Thanks for that Iain, so your tank is slightly shorter than mine (you said shallow so guessing that was the 35 cm). So I should be good to up the lights in a month or so, plus I'm adding easy carbo and dry ferts.


----------



## Iain Sutherland (24 Oct 2018)

Cheltster said:


> Thanks for that Iain, so your tank is slightly shorter than mine (you said shallow so guessing that was the 35 cm). So I should be good to up the lights in a month or so, plus I'm adding easy carbo and dry ferts.
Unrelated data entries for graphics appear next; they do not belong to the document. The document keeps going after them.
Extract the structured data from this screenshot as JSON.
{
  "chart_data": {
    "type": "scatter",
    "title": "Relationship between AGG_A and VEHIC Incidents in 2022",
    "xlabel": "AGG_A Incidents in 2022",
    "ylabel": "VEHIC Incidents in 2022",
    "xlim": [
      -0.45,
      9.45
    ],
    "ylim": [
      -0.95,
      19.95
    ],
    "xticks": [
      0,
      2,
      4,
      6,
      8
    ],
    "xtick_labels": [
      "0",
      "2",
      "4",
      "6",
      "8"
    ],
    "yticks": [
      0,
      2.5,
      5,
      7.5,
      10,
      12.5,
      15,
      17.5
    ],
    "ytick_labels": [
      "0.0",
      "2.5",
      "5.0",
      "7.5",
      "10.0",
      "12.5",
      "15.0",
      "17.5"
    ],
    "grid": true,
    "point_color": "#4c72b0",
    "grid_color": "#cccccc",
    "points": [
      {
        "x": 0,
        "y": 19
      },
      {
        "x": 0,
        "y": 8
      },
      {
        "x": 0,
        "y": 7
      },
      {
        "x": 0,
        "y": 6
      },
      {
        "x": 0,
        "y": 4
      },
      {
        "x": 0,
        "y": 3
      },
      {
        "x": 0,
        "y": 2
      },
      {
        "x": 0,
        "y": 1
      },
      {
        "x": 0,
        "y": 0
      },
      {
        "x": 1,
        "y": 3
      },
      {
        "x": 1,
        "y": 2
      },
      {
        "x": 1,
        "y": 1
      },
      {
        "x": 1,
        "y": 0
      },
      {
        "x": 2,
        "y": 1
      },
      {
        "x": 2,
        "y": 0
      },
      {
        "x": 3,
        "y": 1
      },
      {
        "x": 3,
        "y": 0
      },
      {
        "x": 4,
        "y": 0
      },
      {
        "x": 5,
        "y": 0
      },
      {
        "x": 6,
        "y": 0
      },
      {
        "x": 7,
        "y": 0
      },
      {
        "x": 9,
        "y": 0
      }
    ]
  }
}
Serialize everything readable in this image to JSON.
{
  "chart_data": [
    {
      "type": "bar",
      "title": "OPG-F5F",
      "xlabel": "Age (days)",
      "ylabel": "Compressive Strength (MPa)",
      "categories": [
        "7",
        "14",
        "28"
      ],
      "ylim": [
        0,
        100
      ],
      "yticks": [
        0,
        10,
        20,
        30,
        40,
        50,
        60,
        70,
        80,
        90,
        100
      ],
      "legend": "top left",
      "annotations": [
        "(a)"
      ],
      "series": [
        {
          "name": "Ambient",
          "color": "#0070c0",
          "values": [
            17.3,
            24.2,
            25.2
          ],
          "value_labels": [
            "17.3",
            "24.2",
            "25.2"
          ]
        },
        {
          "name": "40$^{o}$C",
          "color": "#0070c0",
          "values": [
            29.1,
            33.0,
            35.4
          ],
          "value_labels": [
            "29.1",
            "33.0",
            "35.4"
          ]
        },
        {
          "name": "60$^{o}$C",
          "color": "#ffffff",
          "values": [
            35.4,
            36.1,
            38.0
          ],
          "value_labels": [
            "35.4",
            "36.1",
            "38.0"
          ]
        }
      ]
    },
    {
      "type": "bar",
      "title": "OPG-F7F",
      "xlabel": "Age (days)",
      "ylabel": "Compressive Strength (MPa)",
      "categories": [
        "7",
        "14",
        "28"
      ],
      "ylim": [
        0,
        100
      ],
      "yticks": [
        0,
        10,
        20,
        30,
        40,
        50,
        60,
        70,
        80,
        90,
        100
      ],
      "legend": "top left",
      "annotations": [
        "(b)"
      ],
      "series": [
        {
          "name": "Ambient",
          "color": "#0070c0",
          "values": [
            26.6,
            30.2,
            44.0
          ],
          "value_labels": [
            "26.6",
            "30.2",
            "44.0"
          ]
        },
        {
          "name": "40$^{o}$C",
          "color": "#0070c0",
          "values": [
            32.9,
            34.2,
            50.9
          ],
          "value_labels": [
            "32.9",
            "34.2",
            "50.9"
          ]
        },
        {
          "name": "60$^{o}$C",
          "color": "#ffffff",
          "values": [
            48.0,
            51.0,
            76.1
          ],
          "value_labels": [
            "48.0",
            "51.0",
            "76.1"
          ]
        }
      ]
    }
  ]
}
Sure, just take it steady, when your happy the plants have settled and growing well then increase a little, keep an eye and dial back if you see warning signs  

Sent from my SM-G950F using Tapatalk


----------



## john arnold (16 Nov 2018)

Cheltster said:


> I've just set up a tank with this same light, although my tank is 24"x15"x12" or 610mmx380mmx308mm.  I've currently got the light on the second setting.  I used the Tropica lighting guide as a reference.  So low light is 10-20 lumens per litre, Medium is 20-40 and High is >40.  My tank has around 65 litres in.  The Chihiros on full power is apparently 5800 lm so that works out at just under 90 lm/litre.  Well and truly high light.  To avoid this I put it on the second setting of 7, which should be around 1650lm or around 25lm/litre.  I also have it raised around 5" or 125mm above the surface.  So I should be at the top end of low light/bottom end of medium light.  All the plants I have are the easier care type that should grow in low/medium light.  I dose the recommended amount of easy carbo for my tank (1ml/50 l = 1.2 ml per day).  Only set it up on Friday, so we shall see.
> 
> Your tank is more like 90 Litres, so set it according to what level of light you desire.  I would have put it on the first setting for the initial start, but it was a bit flickery.
> 
> Hope this helps


Sorry just seen this, yes thanks fir reply


----------



## john arnold (16 Nov 2018)

Iain Sutherland said:


> No, it will be fine John.  My shrimp breeder tank doesnt use any carbon and i run on the 3rd power level, but did start at 2 then upped to 3 after 4 weeks.


Sorry just seen this, thanks ill adjust if needed, got appisto fry in there at moment when i sell them ill rescape and setup properly


----------